Understanding and Predicting Derailment in Toxic Conversations on GitHub
Mia Mohammad Imran, Robert Zita, Rebekah Copeland, Preetha Chatterjee, Rahat Rizvi Rahman, Kostadin Damevski
2025-03-07
Summary
This paper talks about a study that looks at how conversations on GitHub, a platform for software developers, can turn toxic and how to predict when this might happen
What's the problem?
Sometimes, conversations between software developers on GitHub can become negative or toxic, which makes it hard for people to work together and can drive away new contributors. It's difficult to spot when a conversation is about to turn bad before it actually happens
What's the solution?
The researchers collected a bunch of toxic and non-toxic conversations from GitHub and studied them closely. They found certain words, phrases, and patterns that often show up right before a conversation turns toxic. Using this information, they created a smart computer program that can read conversations and predict if they're likely to become toxic. This program uses advanced AI to summarize how the conversation is going and spot early warning signs
Why it matters?
This matters because it could help keep GitHub a friendlier place for developers to work together. By catching potentially toxic conversations early, moderators could step in and prevent things from getting worse. This could make it easier for people from all backgrounds to contribute to software projects without fear of facing negative interactions
Abstract
Software projects thrive on the involvement and contributions of individuals from different backgrounds. However, toxic language and negative interactions can hinder the participation and retention of contributors and alienate newcomers.
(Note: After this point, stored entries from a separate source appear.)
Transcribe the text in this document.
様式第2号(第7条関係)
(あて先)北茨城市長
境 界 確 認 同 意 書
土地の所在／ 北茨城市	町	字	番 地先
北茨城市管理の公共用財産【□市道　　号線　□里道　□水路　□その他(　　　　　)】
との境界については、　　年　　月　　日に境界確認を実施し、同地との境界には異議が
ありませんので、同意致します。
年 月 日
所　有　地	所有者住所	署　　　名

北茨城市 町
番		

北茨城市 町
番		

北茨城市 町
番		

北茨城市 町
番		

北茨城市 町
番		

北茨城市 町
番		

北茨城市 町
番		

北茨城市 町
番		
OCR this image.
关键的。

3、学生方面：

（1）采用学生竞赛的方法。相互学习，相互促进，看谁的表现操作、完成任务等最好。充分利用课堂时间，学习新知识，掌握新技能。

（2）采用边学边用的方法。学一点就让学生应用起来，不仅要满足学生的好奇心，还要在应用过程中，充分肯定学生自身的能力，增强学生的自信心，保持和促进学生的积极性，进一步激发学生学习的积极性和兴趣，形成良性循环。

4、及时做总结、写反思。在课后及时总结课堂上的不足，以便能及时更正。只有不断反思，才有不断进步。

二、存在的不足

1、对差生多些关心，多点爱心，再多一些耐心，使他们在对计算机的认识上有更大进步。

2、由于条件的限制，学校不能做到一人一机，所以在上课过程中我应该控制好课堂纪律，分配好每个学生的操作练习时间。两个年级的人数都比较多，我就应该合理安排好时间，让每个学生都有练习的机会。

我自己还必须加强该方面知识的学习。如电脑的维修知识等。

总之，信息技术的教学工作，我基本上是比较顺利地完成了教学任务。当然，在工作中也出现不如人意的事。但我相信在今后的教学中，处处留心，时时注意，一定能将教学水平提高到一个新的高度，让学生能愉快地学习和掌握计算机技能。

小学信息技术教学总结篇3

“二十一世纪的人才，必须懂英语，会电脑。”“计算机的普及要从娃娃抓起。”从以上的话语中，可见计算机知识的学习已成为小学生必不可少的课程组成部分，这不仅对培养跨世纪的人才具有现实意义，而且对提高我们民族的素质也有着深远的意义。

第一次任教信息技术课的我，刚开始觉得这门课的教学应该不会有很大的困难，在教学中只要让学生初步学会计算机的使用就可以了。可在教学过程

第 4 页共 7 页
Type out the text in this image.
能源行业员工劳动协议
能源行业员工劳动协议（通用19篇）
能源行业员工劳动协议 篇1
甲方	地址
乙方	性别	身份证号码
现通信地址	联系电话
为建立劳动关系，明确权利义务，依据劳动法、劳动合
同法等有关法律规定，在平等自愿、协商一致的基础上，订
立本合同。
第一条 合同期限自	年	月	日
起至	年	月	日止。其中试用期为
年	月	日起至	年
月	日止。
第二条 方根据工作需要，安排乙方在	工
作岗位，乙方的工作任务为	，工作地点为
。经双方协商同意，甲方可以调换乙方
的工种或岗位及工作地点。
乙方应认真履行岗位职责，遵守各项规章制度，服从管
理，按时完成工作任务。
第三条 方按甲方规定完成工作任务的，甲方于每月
Proactive moderation strategies aim to prevent toxicity from occurring by addressing conversations that have derailed from their intended purpose. This study aims to understand and predict conversational derailment leading to toxicity on GitHub. To facilitate this research, we curate a novel dataset comprising 202 toxic conversations from GitHub with annotated derailment points, along with 696 non-toxic conversations as a baseline. Based on this dataset, we identify unique characteristics of toxic conversations and derailment points, including linguistic markers such as second-person pronouns, negation terms, and tones of Bitter Frustration and Impatience, as well as patterns in conversational dynamics between project contributors and external participants. Leveraging these empirical observations, we propose a proactive moderation approach to automatically detect and address potentially harmful conversations before escalation. By utilizing modern LLMs, we develop a conversation trajectory summary technique that captures the evolution of discussions and identifies early signs of derailment. Our experiments demonstrate that LLM prompts tailored to provide summaries of GitHub conversations achieve 69% F1-Score in predicting conversational derailment, strongly improving over a set of baseline approaches.